Ajoutons à cela que, en application de l’article 3 de l’ordonnance, un cinquième des membres de l’assemblée délibérante pourra, sur un ordre du jour déterminé, demander la réunion de l’assemblée dans un délai de six jours au lieu des règles habituelles de saisine par la moitié ou le tiers des membres.  

Enfin, les actes pris dans le cadre de la délégation continueront d’être soumis au contrôle de légalité.  

 

II – Adaptation des règles de fonctionnement des institutions locales  

Pour permettre l’adoption plus rapide des décisions locales pendant l’état d’urgence sanitaire et sans doute limiter également les déplacements des élus, l’ordonnance prévoit la mise en place de règles de fonctionnement dérogatoires et plus souples au droit commun : 

  • Assouplissement des règles de quorum avec la présence obligatoire d’un tiers des membres présents et représentés et la possibilité pour les membres d’être porteurs de deux délégations au lieu d’une dans les organes délibérants des collectivités territoriales et des établissements publics qui en relèvent, les commissions permanentes des conseils départementaux et régionaux, de la collectivité territoriale de Guyane et du Département de Mayotte et les bureaux des établissements publics de coopération intercommunale à fiscalité propre (article 2 de l’ordonnance) ; 
  • Il n’a pas à être fait application de l’obligation trimestrielle de réunion de l’organe délibérant des collectivités territoriales (article 3 II de l’ordonnance) ; 
  • Dans les collectivités territoriales et leurs groupements, le maire ou le président de l’organe délibérant peut décider que certaines commissions et conseils mentionnés à l’article 4 de l’ordonnance (comme par exemple le conseil de développement) ne sont pas saisis des affaires qui leur sont, habituellement ou légalement, préalablement soumises ; 
  • Dans les collectivités territoriales et leurs groupements, le maire ou le président peut décider que la réunion de l’organe délibérant se tient par visioconférence ou à défaut audioconférence.

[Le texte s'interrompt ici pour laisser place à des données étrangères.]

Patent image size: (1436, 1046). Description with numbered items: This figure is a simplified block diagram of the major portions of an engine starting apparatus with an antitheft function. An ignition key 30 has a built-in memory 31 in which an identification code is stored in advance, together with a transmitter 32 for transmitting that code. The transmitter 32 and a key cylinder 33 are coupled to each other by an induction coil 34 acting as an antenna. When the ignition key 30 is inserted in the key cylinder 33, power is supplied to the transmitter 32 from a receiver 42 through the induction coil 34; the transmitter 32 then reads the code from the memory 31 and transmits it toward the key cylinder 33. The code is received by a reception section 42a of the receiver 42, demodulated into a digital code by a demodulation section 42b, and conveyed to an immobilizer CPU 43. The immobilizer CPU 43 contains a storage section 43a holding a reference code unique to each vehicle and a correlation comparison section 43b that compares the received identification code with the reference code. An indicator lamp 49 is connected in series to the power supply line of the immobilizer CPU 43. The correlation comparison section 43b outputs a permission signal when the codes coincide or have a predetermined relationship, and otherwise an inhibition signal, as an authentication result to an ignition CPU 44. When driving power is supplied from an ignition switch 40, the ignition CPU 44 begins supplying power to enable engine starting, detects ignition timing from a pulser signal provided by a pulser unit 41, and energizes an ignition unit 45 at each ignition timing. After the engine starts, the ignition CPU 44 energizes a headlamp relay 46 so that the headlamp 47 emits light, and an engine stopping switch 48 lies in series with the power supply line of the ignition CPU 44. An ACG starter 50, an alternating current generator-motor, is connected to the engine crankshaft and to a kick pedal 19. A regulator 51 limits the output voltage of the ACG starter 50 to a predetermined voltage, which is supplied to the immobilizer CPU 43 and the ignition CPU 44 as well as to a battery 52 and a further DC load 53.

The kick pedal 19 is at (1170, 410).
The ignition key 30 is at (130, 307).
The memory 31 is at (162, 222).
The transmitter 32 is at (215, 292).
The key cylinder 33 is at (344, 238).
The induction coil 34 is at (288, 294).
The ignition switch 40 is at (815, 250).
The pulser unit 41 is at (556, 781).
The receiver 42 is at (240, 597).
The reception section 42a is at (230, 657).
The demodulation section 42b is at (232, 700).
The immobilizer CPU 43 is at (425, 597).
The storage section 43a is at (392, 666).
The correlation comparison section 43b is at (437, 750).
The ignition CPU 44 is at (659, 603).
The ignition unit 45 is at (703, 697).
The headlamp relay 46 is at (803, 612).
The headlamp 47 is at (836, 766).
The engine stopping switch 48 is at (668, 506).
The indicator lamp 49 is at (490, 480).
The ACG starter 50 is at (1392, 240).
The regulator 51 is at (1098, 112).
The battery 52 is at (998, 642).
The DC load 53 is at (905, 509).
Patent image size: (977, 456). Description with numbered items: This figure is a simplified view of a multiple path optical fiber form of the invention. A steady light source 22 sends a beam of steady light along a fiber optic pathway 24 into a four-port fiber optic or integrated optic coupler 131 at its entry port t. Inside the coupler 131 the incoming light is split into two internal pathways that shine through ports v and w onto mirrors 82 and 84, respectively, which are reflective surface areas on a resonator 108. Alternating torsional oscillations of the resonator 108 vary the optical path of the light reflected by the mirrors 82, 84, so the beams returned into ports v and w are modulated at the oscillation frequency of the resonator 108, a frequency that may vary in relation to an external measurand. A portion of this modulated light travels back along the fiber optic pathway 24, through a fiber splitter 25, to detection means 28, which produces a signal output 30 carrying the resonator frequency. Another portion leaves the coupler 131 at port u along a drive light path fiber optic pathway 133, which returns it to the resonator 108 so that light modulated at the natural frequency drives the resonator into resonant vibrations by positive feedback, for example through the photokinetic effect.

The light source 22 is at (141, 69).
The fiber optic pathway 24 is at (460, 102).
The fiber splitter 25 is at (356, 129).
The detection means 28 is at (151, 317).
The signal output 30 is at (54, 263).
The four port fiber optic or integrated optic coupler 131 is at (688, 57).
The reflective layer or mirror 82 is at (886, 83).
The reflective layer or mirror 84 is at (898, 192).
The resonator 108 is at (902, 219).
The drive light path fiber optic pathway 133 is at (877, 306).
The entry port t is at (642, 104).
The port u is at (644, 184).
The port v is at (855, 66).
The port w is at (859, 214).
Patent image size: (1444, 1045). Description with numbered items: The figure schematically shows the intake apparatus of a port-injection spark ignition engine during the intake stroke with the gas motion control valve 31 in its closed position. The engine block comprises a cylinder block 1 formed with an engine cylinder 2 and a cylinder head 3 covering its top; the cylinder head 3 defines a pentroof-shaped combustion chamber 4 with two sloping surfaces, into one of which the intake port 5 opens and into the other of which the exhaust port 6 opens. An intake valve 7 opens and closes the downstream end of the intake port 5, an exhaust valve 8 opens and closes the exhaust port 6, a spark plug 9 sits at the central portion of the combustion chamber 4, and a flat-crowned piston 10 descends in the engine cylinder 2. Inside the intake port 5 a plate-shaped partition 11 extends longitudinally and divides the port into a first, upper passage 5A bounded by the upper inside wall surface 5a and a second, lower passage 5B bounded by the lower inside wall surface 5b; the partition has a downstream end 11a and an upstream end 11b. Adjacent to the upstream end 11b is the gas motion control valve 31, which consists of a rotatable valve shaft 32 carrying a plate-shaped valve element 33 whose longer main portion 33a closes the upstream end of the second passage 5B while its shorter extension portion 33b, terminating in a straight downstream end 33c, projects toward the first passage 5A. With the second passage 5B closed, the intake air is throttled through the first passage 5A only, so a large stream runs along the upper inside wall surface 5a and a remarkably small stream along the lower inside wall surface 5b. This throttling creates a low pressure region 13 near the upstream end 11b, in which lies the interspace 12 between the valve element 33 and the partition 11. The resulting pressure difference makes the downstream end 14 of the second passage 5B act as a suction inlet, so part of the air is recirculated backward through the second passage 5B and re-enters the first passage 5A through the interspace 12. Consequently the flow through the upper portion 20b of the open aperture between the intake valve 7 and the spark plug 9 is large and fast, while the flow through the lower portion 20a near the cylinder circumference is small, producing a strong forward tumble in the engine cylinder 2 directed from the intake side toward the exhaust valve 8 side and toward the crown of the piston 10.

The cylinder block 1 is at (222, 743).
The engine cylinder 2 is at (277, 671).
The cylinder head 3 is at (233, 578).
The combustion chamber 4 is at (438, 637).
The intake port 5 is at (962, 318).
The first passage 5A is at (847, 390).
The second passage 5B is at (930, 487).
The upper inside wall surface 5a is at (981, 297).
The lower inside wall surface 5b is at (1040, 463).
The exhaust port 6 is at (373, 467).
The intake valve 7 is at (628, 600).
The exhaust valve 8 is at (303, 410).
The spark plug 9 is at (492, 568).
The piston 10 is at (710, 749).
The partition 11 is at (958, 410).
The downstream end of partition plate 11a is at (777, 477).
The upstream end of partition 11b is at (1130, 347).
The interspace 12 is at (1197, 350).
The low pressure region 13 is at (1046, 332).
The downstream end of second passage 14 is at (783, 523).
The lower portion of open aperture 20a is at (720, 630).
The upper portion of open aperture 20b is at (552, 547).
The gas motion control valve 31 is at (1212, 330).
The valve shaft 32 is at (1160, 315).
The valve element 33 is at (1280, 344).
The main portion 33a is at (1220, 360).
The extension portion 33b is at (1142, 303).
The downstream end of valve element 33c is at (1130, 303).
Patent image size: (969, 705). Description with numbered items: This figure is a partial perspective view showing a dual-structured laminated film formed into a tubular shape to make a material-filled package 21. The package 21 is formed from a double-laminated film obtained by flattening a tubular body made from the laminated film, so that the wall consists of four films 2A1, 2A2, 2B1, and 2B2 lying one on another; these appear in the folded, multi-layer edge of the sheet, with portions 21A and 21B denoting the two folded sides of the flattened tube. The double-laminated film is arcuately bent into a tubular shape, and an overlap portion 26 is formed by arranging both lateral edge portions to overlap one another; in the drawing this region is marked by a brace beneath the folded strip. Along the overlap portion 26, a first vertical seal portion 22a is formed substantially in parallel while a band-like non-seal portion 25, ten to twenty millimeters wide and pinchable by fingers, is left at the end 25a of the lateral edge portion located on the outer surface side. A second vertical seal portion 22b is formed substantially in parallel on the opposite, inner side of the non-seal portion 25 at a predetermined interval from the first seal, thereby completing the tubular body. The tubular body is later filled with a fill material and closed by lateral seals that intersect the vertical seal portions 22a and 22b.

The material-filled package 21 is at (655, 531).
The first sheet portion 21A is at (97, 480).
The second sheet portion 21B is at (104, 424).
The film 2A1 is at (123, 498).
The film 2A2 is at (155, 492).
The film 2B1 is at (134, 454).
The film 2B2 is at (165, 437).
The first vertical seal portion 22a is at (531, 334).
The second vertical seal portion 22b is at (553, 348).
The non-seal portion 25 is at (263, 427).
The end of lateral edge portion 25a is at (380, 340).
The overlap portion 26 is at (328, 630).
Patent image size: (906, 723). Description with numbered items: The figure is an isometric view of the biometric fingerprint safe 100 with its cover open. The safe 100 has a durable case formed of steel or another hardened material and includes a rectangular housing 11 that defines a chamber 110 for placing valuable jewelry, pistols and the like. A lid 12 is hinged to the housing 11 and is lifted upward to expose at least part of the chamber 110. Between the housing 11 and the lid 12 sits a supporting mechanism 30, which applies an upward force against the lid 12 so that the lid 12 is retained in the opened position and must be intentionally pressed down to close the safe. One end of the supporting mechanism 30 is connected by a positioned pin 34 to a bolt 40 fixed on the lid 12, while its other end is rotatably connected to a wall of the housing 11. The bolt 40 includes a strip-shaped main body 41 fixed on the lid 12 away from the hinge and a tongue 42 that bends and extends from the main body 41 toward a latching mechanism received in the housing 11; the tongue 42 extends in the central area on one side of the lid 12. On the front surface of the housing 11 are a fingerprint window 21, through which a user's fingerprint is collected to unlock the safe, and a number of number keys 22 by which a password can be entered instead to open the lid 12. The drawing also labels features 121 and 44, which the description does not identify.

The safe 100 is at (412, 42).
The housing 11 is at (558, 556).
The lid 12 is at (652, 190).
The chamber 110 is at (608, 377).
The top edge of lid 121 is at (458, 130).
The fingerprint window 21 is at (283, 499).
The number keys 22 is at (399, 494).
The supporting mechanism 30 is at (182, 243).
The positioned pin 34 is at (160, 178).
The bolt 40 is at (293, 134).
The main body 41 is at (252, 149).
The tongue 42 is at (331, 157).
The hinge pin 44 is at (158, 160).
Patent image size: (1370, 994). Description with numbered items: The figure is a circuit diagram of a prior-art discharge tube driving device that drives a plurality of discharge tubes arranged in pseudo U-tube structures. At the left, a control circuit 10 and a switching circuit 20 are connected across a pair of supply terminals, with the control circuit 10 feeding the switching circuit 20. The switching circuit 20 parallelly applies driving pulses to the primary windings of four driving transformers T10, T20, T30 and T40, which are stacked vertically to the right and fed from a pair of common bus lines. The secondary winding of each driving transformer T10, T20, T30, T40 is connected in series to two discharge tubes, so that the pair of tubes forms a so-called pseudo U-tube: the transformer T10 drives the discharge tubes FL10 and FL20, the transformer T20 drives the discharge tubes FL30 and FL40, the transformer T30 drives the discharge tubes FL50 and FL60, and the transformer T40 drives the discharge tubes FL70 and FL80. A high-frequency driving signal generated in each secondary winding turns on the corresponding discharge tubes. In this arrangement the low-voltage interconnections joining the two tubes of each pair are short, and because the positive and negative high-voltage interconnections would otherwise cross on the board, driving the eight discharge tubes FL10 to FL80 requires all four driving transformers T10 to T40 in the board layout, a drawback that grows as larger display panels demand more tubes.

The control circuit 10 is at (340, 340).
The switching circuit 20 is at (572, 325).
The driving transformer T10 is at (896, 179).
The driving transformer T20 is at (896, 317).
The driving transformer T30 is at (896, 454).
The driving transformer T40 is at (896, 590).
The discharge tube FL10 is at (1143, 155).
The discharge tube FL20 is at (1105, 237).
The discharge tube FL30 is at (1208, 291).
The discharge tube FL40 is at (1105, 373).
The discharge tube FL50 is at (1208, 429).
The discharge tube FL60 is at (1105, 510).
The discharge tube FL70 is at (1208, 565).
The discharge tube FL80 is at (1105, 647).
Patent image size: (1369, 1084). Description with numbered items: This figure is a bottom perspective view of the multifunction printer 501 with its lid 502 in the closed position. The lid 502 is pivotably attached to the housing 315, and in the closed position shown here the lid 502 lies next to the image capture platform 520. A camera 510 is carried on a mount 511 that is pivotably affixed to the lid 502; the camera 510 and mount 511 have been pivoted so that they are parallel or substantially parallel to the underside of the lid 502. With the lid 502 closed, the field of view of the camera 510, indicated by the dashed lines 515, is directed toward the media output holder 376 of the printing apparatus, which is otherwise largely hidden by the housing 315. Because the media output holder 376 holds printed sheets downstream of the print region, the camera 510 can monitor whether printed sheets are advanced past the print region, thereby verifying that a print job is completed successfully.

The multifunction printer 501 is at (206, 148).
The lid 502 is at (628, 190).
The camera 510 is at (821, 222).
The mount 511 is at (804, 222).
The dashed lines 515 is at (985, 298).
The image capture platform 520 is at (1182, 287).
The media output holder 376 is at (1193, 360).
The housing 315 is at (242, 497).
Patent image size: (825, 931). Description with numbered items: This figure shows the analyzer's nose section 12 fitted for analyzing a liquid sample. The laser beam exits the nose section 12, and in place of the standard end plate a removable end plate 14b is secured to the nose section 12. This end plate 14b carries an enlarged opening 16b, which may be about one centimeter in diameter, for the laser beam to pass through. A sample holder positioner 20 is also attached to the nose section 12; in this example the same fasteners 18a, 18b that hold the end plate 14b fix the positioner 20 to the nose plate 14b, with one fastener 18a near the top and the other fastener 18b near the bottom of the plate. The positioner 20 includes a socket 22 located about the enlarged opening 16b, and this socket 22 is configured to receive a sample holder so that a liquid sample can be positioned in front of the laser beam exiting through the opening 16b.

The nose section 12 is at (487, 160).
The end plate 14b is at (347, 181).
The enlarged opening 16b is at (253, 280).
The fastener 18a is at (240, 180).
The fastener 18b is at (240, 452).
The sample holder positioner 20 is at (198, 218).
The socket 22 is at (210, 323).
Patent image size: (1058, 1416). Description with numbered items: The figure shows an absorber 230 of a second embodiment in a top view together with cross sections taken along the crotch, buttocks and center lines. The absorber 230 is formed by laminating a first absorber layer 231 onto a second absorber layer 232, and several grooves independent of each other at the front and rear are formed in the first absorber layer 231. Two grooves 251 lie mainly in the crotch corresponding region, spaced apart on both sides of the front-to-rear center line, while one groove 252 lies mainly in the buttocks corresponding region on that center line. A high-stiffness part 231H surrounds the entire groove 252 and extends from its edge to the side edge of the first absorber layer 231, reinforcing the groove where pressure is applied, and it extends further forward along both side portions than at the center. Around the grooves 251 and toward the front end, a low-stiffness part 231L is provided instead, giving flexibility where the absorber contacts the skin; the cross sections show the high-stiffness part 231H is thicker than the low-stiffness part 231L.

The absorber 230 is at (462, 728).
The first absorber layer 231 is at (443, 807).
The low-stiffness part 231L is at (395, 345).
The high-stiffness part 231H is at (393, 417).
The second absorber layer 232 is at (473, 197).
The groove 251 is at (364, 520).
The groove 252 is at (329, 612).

Les convocations préciseront les modalités techniques de la réunion et c’est à l’occasion de la première réunion que seront définies les modalités d’identification des participants, d’enregistrement et de conservation des débats et les modalités de scrutin (article 6 I de l’ordonnance) ; 
  • Dans les collectivités territoriales et les EPCI à fiscalité propre, le caractère public de la réunion de l’organe délibérant de la collectivité territoriale ou de l’EPCI à fiscalité propre est réputé satisfait lorsque les débats sont accessibles en direct au public de manière électronique (article 6 I) ; 
  • Les trois mesures citées ci-dessus sont applicables aux commissions permanentes des collectivités territoriales et aux bureaux des EPCI  (article 6 III); 
  • La transmission d’actes, faisant l’objet d’un contrôle de légalité, au représentant de l’Etat peut être effectuée depuis une adresse électronique dédiée vers une autre adresse électronique, également dédiée, permettant d’accuser réception de cette transmission par cette même voie et doit comprendre certaines mentions obligatoires (article 7 de l’ordonnance) ; 
  • La publication des actes à caractère réglementaire peut être valablement assurée sous la seule forme électronique, sur le site internet de la collectivité territoriale ou de l’établissement public, dans leur intégralité, sous un format non modifiable et dans des conditions propres à en assurer la conservation, à en garantir l’intégrité et à en effectuer le téléchargement (article 7 de l’ordonnance).